Langkah ini sejalan dengan komitmen Presiden Prabowo Subianto untuk memulihkan kawasan kritis, sekaligus menciptakan peluang ekonomi berbasis karbon yang dapat melibatkan berbagai pihak, baik domestik maupun internasional.
Wakil Menteri Kehutanan (Wamenhut) Rohmat Marzuki menyampaikan hal tersebut saat membuka Global Carbon Summit Indonesia 2025 di Jakarta, Rabu. Menurutnya, Indonesia telah menandatangani sejumlah nota kesepahaman dalam ajang COP30 Brasil, yang mendukung perdagangan karbon di tanah air.

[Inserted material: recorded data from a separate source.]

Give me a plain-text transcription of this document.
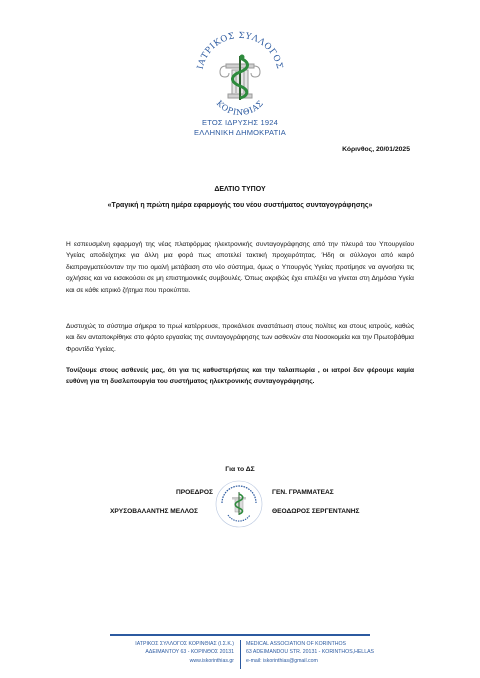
ΙΑΤΡΙΚΟΣ ΣΥΛΛΟΓΟΣ
ΚΟΡΙΝΘΙΑΣ
ΕΤΟΣ ΙΔΡΥΣΗΣ 1924
ΕΛΛΗΝΙΚΗ ΔΗΜΟΚΡΑΤΙΑ
Κόρινθος, 20/01/2025
ΔΕΛΤΙΟ ΤΥΠΟΥ
«Τραγική η πρώτη ημέρα εφαρμογής του νέου συστήματος συνταγογράφησης»
Η εσπευσμένη εφαρμογή της νέας πλατφόρμας ηλεκτρονικής συνταγογράφησης από την πλευρά του Υπουργείου Υγείας αποδείχτηκε για άλλη μια φορά πως αποτελεί τακτική προχειρότητας. Ήδη οι σύλλογοι από καιρό διαπραγματεύονταν την πιο ομαλή μετάβαση στο νέο σύστημα, όμως ο Υπουργός Υγείας προτίμησε να αγνοήσει τις οχλήσεις και να εισακούσει σε μη επιστημονικές συμβουλές. Όπως ακριβώς έχει επιλέξει να γίνεται στη Δημόσια Υγεία και σε κάθε ιατρικό ζήτημα που προκύπτει.
Δυστυχώς το σύστημα σήμερα το πρωί κατέρρευσε, προκάλεσε αναστάτωση στους πολίτες και στους ιατρούς, καθώς και δεν ανταποκρίθηκε στο φόρτο εργασίας της συνταγογράφησης των ασθενών στα Νοσοκομεία και την Πρωτοβάθμια Φροντίδα Υγείας.
Τονίζουμε στους ασθενείς μας, ότι για τις καθυστερήσεις και την ταλαιπωρία , οι ιατροί δεν φέρουμε καμία ευθύνη για τη δυσλειτουργία του συστήματος ηλεκτρονικής συνταγογράφησης.
Για το ΔΣ
ΠΡΟΕΔΡΟΣ	ΓΕΝ. ΓΡΑΜΜΑΤΕΑΣ
ΧΡΥΣΟΒΑΛΑΝΤΗΣ ΜΕΛΛΟΣ	ΘΕΟΔΩΡΟΣ ΣΕΡΓΕΝΤΑΝΗΣ
ΙΑΤΡΙΚΟΣ ΣΥΛΛΟΓΟΣ ΚΟΡΙΝΘΙΑΣ (Ι.Σ.Κ.)
ΑΔΕΙΜΑΝΤΟΥ 63 - ΚΟΡΙΝΘΟΣ 20131
www.iskorinthias.gr
MEDICAL ASSOCIATION OF KORINTHOS
63 ADEIMANDOU STR. 20131 - KORINTHOS,HELLAS
e-mail: iskorinthias@gmail.com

Kesepakatan ini diharapkan menjadi fondasi kuat bagi implementasi skema karbon dan rehabilitasi lahan kritis di seluruh Indonesia.
Baca JugaIndonesia dan Australia Perluas Kerja Sama Pendidikan Tinggi dan Riset
“Tindak lanjut ke depan tentunya sesuai dengan arahan dari Bapak Presiden Prabowo bahwa beliau berkomitmen, itu disampaikan di KTT PBB, untuk merehabilitasi 12 juta lahan kritis di Indonesia, yang itu nanti kita akan follow up untuk kita menjalin kerjasama dengan internasional agar skema karbon kredit bisa membantu merehabilitasi hutan dan lahan kritis 12 juta hektare yang ada di Indonesia,” ujar Rohmat.
Skema Karbon sebagai Solusi Berbasis Alam
Wamenhut menekankan potensi besar solusi berbasis alam (nature-based solution/NbS) dari sektor kehutanan Indonesia. Upaya ini tidak hanya bertujuan mengurangi pelepasan karbon, tetapi juga meningkatkan penyerapan karbon melalui kegiatan aforestasi, reforestasi, dan revegetasi. Dengan begitu, rehabilitasi hutan dan lahan kritis dapat berjalan sekaligus menghasilkan manfaat ekonomi melalui perdagangan karbon.
Mengutip data BloombergNEF, Rohmat menyebut potensi nilai karbon dari sektor kehutanan Indonesia pada 2024 hingga 2050 dapat mencapai 1,34 miliar ton karbon dioksida ekuivalen (CO2e). Selain sektor kehutanan, terdapat pula potensi perdagangan karbon dari sektor karbon biru—yaitu karbon yang tersimpan di ekosistem pesisir dan laut—serta energi bersih, membuka peluang pendanaan tambahan untuk proyek-proyek lingkungan.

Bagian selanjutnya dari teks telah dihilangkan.